Parvesh Bhainswal

Personal information
- Nationality: Indian
- Born: 12 April 1997 (age 29)

Sport
- Country: India
- Sport: Kabaddi
- League: Pro Kabaddi League
- Team: Jaipur Pink Panthers (2016) Gujarat Giants (2017–2021) Telugu Titans (2022–2023) U Mumba (2024–present)

Medal record
Men's kabaddi
Representing India
Asian Games
| Gold medal – first place | 2022 Hangzhou | Team |
South Asian Games
| Gold medal – first place | 2019 Kathmandu-Pokhara | Team |

= Parvesh Bhainswal =

Indian kabaddi player

Parvesh Bhainswal (born 12 April 1997) is an Indian professional kabaddi player who plays as a defender. He currently plays for U Mumba in the Pro Kabaddi League. He was selected for the Indian team for the 2022 and 2023 Asian Games.

== Early life ==
Parvesh hails from Bhainswal village, Sonipat district, Haryana. The village has produced many sportspersons. He played for Income Tax and Railway teams in the domestic tournaments. Inspired by his brothers, Parvesh took up the game at the age of 11.

== Career ==
Parvesh played the Under-14 school games and later in the university tournament, he was spotted by coach Jaivir Sharma.
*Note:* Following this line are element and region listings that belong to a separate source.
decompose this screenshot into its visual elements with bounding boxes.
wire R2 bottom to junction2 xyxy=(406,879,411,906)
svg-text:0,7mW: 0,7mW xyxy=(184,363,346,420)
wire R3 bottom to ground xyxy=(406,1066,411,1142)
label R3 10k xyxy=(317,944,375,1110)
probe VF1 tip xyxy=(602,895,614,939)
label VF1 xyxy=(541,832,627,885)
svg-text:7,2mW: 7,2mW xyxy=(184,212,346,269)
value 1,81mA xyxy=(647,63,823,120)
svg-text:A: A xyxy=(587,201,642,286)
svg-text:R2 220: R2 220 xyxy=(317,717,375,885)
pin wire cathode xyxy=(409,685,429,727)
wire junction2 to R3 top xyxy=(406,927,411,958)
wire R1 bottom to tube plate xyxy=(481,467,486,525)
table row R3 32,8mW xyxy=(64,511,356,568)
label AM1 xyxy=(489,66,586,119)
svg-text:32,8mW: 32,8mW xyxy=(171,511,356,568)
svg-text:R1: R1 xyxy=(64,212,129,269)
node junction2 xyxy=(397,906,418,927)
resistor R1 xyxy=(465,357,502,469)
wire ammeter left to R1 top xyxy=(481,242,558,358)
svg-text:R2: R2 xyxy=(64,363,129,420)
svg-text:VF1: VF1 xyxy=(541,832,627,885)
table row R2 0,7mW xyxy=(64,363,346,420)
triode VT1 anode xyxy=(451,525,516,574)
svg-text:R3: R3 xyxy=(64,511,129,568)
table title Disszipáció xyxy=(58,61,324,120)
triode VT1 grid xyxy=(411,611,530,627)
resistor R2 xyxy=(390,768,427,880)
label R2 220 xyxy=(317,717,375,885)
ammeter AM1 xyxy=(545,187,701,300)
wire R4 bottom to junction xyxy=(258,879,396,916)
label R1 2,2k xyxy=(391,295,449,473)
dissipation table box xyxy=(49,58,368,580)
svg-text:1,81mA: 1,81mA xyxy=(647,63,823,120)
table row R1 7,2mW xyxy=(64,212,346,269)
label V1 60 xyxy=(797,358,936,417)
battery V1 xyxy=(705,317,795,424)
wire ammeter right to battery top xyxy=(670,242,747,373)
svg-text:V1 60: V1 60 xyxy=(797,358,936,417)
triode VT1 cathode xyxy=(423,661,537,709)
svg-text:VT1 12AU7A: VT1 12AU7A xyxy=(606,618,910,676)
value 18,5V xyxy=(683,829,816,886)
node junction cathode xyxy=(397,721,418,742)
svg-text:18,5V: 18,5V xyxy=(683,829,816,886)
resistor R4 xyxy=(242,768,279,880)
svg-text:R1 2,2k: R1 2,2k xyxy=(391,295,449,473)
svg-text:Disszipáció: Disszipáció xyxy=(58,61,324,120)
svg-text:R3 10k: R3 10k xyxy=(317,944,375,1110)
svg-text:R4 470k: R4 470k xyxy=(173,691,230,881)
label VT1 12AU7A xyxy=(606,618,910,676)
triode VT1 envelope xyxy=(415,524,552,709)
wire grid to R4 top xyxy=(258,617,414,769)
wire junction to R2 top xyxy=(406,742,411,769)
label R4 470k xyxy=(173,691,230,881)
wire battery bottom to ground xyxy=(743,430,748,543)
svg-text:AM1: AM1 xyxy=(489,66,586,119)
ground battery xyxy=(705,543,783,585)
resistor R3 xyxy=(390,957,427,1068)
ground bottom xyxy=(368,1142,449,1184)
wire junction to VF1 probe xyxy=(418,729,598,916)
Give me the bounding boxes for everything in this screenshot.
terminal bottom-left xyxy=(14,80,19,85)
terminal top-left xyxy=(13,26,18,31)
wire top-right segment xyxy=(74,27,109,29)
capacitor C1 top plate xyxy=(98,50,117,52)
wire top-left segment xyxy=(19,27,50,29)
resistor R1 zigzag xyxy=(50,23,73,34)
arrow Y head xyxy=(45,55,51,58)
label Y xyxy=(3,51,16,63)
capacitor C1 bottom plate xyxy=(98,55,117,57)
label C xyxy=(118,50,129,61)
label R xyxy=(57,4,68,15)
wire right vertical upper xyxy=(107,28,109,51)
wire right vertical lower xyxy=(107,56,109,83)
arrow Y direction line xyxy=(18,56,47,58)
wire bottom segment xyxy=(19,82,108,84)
Later, he joined Sports Authority of India, Gandhinagar. In 2023, he was part of the Indian team that won gold in the finals of the delayed 2022 Asian Games. They beat Iran in a controversial final 33–29.

In 2022, he played for Telugu Titans in the Pro Kabaddi League and as a left cover, the defender got the Titans six High 5s in 21 matches. Telugu Titans have retained Parvesh at the August 2023 Auctions for PKL 10.